Saisi d'un recours en excès de pouvoir à l'encontre de l'arrêté d'extension du 22 février 2014, le Conseil d'Etat a, par arrêt du 27 juillet 2015, sursis à statuer jusqu'à ce que le tribunal de grande instance de Paris se soit prononcé sur le point de savoir si les parties à l'accord du
10 juillet 2013 avaient compétence pour prévoir la conclusion d'un contrat à durée indéterminée pour l'exécution de missions de travail temporaire.

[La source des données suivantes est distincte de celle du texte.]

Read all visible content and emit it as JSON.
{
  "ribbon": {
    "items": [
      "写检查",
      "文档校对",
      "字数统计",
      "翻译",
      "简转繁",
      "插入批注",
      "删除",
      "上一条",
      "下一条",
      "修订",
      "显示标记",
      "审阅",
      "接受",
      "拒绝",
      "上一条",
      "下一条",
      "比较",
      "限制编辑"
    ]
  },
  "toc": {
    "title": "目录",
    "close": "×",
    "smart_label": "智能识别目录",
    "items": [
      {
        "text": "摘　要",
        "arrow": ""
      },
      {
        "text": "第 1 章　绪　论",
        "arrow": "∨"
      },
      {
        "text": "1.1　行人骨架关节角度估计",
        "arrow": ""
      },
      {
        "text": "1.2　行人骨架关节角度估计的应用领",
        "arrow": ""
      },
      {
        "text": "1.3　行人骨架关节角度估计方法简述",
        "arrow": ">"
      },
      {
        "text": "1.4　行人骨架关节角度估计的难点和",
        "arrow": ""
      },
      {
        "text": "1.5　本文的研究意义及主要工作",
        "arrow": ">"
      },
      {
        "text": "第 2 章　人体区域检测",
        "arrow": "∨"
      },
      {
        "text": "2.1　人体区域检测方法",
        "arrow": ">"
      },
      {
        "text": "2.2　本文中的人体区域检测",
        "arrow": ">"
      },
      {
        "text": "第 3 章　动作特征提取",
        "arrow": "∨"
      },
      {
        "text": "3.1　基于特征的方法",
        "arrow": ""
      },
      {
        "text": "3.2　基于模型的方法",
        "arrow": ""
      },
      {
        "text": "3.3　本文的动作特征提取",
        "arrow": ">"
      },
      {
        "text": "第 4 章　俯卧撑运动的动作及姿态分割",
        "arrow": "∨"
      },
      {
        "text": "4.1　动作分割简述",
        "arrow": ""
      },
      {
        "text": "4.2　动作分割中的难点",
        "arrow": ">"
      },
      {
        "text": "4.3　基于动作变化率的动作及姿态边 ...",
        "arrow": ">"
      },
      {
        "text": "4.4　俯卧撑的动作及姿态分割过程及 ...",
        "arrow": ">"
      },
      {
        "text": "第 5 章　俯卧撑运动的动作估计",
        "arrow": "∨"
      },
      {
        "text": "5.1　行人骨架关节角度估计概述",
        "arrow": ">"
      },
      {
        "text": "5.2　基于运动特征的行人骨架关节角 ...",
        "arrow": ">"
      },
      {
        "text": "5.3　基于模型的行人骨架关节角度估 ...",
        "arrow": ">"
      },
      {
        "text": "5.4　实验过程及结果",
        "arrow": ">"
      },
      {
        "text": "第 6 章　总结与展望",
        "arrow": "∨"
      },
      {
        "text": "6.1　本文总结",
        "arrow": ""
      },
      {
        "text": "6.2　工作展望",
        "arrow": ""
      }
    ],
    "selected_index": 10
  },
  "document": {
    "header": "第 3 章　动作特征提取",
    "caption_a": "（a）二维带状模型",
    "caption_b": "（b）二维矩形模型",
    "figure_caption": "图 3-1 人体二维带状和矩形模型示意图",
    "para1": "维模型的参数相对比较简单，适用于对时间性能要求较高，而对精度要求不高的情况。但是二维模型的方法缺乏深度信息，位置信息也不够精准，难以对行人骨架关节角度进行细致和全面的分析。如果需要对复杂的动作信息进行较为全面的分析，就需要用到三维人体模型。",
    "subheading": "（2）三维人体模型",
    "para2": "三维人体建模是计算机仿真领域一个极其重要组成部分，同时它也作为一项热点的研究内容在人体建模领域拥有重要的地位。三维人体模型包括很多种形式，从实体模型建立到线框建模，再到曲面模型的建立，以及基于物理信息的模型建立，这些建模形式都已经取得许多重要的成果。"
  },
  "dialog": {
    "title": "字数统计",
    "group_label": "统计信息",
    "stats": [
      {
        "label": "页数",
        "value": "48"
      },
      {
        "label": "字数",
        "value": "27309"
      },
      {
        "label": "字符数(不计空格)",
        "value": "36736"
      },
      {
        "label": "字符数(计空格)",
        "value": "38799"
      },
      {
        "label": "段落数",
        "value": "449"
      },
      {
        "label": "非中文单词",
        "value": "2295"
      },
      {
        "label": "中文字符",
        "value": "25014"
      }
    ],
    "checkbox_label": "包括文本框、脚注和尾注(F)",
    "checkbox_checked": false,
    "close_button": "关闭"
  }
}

Pour dire que les organisations en cause avaient compétence pour négocier l'ensemble des éléments constitutifs de l'accord collectif de branche conclu le 10 juillet 2013, le tribunal de grande instance retient que :
- le champ normatif de l'accord n'excède pas en soi la limite fixée à l'article 34 de la Constitution du 4 octobre 1958 concernant notamment les principes fondamentaux du droit du travail relevant de la compétence d'attribution réservée au législateur,
- les modalités particulières du contrat à durée indéterminée intérimaire ne font, en définitive, que décliner des obligations civiles préexistantes, qui par définition peuvent donc ne pas être strictement identiques à celles d'un contrat à durée indéterminée de droit commun ou des contrats de missions temporaires jusqu'ici pratiqués et qui relèvent d'un champ conventionnel bénéficiant d'une certaine liberté en complément ou en supplément de la loi, ce d'autant que la loi n° 2015-994 du 17 août 2015 a prévu, dans son article 56, des conditions d'expérimentation de ce même régime de contrat de travail à durée indéterminée intérimaire.
A la suite de ce jugement, la Confédération générale du travail Force ouvrière (CGT FO) et la Fédération des employés et cadres Force ouvrière (FEC FO) se sont pourvues en cassation.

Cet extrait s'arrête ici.